Say you have a range of values (or anything else) and you want to iterate over the range and stop at some indeterminate point.
Because the stopping value could be anywhere in the range, iterating sequentially is no good because it causes the early values to be accessed more often than later values (which is bad for things that wear out), and also because it reduces performance since it must traverse extra values.
Randomly iterating is better because it will (on average) increase the hit-rate so that fewer values have to be accessed before finding the right one, and also distribute the accesses more evenly (again, on average).
The problem is that the standard method of randomly jumping around will result in values being accessed multiple times, and has no automatic way of determining when each value has been checked and thus the whole range has been exhausted.
One simplified and contrived solution could be to make a list of each value, pick one at random, then remove it. Each time through the loop, you pick one fromt he set of remaining items.
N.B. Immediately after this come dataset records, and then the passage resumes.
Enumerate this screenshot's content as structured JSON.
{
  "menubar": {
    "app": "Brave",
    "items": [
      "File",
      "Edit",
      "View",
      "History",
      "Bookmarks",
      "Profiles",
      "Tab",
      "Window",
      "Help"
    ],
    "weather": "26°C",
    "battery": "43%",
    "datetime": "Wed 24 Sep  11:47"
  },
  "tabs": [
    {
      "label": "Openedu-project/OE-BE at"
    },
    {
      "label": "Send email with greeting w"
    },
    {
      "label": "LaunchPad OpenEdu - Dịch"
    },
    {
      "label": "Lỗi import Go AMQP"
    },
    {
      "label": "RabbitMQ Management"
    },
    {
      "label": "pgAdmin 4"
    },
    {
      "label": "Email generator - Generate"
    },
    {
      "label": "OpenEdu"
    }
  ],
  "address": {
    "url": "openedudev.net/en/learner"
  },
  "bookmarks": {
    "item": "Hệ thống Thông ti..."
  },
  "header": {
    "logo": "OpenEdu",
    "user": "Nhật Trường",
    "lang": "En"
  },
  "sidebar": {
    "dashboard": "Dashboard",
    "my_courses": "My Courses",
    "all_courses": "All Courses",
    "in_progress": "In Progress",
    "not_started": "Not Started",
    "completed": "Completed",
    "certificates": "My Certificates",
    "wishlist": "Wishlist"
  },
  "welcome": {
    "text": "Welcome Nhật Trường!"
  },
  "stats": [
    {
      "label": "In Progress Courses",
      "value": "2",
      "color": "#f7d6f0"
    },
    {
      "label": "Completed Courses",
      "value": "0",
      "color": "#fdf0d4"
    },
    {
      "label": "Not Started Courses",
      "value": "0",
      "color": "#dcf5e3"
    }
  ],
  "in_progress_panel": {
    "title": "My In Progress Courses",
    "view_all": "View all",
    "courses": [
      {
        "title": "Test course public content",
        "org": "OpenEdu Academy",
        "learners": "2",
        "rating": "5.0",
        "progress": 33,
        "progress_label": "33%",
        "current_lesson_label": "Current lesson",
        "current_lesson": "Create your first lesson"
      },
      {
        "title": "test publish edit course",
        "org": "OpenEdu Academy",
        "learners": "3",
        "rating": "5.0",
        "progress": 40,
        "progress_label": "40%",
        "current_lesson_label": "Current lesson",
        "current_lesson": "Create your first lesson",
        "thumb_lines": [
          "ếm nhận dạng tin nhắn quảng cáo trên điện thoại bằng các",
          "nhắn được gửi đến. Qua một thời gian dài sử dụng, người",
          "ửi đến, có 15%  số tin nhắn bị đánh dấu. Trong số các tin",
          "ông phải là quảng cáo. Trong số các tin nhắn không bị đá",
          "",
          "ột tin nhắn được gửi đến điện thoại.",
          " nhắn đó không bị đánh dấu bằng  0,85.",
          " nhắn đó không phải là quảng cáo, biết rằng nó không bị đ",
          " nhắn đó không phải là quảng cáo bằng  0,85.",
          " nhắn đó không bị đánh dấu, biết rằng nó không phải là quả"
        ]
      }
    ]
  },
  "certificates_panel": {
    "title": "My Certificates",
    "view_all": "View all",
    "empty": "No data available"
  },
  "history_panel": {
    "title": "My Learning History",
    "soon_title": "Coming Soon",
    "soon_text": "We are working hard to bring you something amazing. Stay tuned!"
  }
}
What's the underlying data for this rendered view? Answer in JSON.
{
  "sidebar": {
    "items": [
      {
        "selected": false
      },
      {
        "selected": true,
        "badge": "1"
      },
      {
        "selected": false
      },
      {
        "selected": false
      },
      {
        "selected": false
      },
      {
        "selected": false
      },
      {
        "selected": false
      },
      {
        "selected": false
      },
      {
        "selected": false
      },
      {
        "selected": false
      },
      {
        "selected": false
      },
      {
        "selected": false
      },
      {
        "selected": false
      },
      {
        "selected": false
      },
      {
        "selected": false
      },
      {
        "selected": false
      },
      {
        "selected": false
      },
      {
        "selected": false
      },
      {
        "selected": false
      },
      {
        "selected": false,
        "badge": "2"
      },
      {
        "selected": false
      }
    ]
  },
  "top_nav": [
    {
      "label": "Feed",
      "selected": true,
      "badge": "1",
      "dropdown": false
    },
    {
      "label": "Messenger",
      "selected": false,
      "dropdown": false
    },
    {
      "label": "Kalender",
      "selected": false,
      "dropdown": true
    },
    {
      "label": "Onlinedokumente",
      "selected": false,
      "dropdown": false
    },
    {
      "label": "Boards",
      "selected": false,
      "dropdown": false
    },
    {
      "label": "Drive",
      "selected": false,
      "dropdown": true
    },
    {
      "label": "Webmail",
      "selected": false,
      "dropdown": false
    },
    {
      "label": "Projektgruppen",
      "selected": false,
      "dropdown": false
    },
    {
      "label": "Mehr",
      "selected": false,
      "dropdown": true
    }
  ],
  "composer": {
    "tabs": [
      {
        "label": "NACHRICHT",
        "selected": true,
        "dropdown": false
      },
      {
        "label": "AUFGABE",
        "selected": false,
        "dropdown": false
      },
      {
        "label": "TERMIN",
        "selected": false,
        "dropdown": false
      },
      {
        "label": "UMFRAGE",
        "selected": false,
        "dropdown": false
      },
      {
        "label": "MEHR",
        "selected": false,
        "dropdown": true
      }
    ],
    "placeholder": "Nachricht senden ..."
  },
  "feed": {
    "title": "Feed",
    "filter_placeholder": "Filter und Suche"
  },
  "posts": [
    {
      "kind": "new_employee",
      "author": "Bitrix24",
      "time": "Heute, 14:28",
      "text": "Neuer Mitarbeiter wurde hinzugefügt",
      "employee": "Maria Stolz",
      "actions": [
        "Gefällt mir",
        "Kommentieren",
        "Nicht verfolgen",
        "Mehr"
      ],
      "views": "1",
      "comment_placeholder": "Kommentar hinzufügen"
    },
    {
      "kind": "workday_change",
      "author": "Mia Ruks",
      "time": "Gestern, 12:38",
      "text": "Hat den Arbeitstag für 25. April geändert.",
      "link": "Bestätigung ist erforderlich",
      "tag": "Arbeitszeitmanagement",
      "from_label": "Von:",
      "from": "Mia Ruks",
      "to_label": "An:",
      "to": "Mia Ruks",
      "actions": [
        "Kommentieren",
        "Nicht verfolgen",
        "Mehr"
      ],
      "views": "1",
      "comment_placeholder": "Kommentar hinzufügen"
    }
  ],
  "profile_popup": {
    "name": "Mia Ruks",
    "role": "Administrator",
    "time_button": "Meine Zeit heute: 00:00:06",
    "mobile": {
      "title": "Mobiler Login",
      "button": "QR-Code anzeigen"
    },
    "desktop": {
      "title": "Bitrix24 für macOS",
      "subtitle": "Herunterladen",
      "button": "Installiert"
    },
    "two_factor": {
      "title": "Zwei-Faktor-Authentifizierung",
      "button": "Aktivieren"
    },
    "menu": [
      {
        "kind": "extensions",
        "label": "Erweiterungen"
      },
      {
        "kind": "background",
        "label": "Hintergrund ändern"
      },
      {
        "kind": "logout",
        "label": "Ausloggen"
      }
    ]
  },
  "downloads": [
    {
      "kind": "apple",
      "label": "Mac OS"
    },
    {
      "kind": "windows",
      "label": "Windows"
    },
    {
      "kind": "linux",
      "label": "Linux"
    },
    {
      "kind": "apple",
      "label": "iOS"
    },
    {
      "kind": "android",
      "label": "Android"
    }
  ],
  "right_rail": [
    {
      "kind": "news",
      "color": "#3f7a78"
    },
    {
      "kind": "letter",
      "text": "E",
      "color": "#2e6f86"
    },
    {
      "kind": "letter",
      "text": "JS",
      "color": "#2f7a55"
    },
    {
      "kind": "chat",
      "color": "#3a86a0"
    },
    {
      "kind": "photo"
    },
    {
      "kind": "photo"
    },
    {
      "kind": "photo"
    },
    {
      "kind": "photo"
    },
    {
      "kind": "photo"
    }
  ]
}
Unfortunately this only works for small lists. As a (forced) example, say you are creating a game where the program tries to guess what number you picked and shows how many guess it took. The range is between 0-255 and instead of asking Is it 0? Is it 1? Is it 2?…, you have it guess randomly. You could create a list of 255 numbers, pick randomly and remove it. But what if the range was between 0-232? You can’t really create a 4-billion item list.
I’ve seen a couple of implementations RNGs that are supposed to provide a uniform distribution, but none that area also supposed to be unique, i.e., no repeated values.
So is there a practical way to randomly, and uniquely iterate over a range?